To highlight the efficiency of this robotic system in terms of registration time and cutting block positioning, only first‐time users were involved. Even for surgeons who had never used this system before, the registration process was completed in an average time of 81 s, with no statistical difference observed among different surgeons. The acquisition of the anatomical landmarks is crucial to achieve the required lower limb alignment and may lead to significant errors if done incorrectly. Moreover, the cutting block repositioning over previously placed pins was consistently successful without any need for forcing, indicating the reliability of the robotic system in the surgical workflow.
The novelty of this study, compared to previous published works is that it is the first cadaveric evaluation of a novel robotic device not yet commercially available. The working principle is similar to state‐of‐the‐art, and results were expected to be in line with what was already reported. In addition, most papers report the accuracy of robotic devices after an initial learning curve for multiple users or report the learning curve of just one centre. As far as we know, nobody reported the accuracy results of first‐time users, with no previous training. Finally, this is the first study analyzing the accuracy of an open‐platform robot. The advantage of such a system is that it does not bind the surgeon to the use of a single type of implant, leaving him free to choose the most suitable one according to the patient's characteristics.

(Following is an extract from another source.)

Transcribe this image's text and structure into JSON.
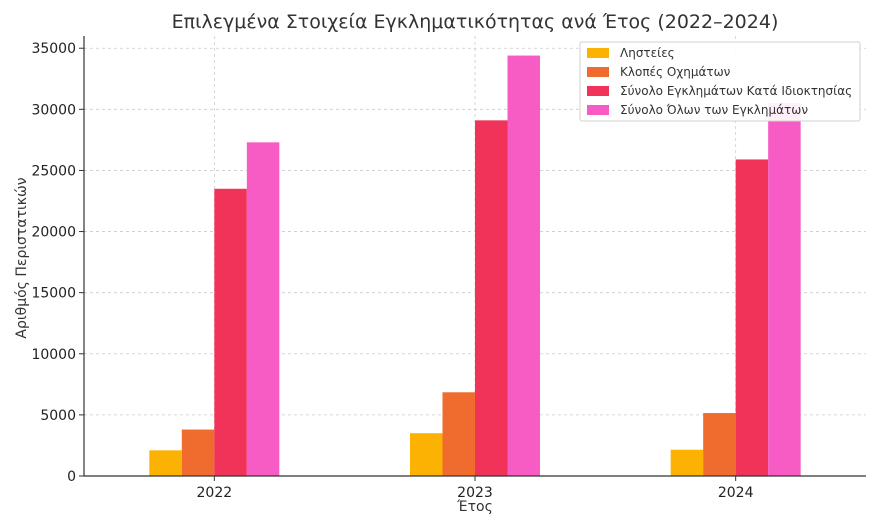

Despite these promising results, several limitations should be acknowledged. First, this study was conducted on cadaveric specimens and the translation of these findings to patient populations requires further investigations. Additionally, the low sample size does not allow to generalize the obtained results. Finally, there is no strong evidence that this increased accuracy may lead to better clinical results.
CONCLUSIONS
The study found that the Robin robotic system closely matched the preoperative plan for TKA, demonstrating high accuracy and consistency among first‐time users. This allows surgeons to easily and intuitively achieve their planned targets without having to adapt their surgical technique, potentially improving both efficiency and outcomes even when handling complex cases.
AUTHOR CONTRIBUTIONS
Giulio Maria Marcheggiani Muccioli and Stefano Zaffagnini conceived and supervised the study. Davide Valente and Vito Gaetano Rinaldi contributed to data collection and analysis. Tosca Cerasoli and Domenico Alesi participated in manuscript drafting and review. All authors have read and approved the final version of the manuscript.
CONFLICT OF INTEREST STATEMENT
The authors declare no conflicts of interest.
ETHICS STATEMENT
As this is a cadaveric study, no ethics approval or consent was required.